Backed by civil rights groups, Carr filed a petition in Manhattan Supreme Court seeking to open a judicial inquiry that would serve as a fact-finding mission for the six-year-old incident—and recently won.
“There is no area of local government where public accountability is more necessary than policing, especially when police conduct results in the loss of life,” the Garner family’s attorney, Gideon Oliver, wrote in a 25-page petition in August 2019.
“Yet, there has been scant information released by the city about Mr. Garner’s death,” the petition states. “For example, the city has not even identified all of the NYPD officers present at the scene. Further, the public has been made aware of only one disciplinary proceeding: Daniel Pantaleo, the officer whose chokehold led to Mr. Garner’s death, had a semi-public administrative hearing that failed to address several unanswered questions and, indeed, raised even more questions.”
That effort turned a corner with Justice Joan Madden’s ruling moving the inquiry forward.
“Although the arrest and death of Eric Garner has received considerable attention in the press over the past six years, many facts relating to his arrest and death, and the investigations and any disciplinary actions taken in response to his death, have not been disclosed to the public or to the family of Mr. Garner,” Madden wrote in the ruling advancing the inquiry.
With the city vowing to appeal, the judge-ordered inquiry has been in limbo, and Carr’s counsel returned to court recently seeking an order to begin discovery.
New York City Mayor Bill de Blasio’s administration requested a stay of the order.
“I felt a little bit victorious because the administration was going to just say, ‘Oh, it’s all said and done,'” Carr said, rejecting their premature sense of victory. “I was going to still fight, fight tooth and nail to make sure that I uncover every stone that I could to try to get those other officers to stand accountable for their wrongdoings that day. So, I felt good because it could have gotten thrown out at that point, but it didn’t. So, we know that there is validity in what I’m doing.”
Carr wants the mayor’s top officials and police officers to testify about their decisions on the witness stand.

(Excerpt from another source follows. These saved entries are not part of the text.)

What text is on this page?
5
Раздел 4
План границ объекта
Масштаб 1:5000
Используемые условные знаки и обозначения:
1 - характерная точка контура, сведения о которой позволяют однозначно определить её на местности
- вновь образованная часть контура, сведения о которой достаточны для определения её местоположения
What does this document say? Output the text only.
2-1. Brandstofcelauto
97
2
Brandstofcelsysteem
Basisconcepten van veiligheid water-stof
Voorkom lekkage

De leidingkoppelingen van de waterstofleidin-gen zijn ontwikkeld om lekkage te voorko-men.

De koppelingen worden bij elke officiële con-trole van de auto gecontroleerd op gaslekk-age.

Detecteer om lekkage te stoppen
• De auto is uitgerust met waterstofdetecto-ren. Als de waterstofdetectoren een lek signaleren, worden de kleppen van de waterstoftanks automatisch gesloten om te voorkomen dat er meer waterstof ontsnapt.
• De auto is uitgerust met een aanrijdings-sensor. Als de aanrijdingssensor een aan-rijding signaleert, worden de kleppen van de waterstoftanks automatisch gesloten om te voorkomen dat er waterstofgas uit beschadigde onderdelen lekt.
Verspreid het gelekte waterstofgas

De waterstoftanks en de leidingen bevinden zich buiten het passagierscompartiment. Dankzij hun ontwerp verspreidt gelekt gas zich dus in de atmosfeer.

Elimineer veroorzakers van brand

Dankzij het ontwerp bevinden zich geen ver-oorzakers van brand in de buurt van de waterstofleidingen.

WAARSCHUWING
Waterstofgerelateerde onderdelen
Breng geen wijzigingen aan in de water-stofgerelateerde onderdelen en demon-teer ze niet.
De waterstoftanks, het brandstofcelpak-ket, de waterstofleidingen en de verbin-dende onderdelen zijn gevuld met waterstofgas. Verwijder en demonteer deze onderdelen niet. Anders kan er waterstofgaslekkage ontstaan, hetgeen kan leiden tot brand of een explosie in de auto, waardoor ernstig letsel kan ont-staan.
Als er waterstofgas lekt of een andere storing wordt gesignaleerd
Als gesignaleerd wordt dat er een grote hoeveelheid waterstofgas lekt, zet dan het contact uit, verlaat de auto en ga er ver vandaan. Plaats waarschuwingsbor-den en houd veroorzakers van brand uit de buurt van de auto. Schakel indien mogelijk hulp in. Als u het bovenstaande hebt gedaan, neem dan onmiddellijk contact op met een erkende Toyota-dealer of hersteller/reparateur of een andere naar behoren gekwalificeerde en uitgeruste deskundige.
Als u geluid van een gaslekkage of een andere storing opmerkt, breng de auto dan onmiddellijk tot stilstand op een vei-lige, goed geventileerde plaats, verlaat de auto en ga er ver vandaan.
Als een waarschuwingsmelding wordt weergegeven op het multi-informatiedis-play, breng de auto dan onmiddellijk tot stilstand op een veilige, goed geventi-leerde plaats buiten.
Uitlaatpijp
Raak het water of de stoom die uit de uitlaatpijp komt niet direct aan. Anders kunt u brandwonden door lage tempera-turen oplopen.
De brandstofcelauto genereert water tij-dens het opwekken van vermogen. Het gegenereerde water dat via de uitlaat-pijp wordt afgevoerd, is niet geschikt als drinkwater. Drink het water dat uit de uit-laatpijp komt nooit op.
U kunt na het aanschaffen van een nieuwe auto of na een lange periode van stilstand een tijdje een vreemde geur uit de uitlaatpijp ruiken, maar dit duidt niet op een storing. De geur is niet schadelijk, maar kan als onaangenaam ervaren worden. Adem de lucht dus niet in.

“It took five years to fire one police officer,” Carr said. “It was a step in the right direction but not enough. We need more. We need the other officers who was involved in my son’s death that day to stand to count.”
The slow arc of justice and many setbacks have not discouraged Carr, who sees victory in her longtime fight.
“I just feel confident because if I’ve come this far and I’ve won a few of the battles,” she said. “I’m confident that I’m going to win the war.”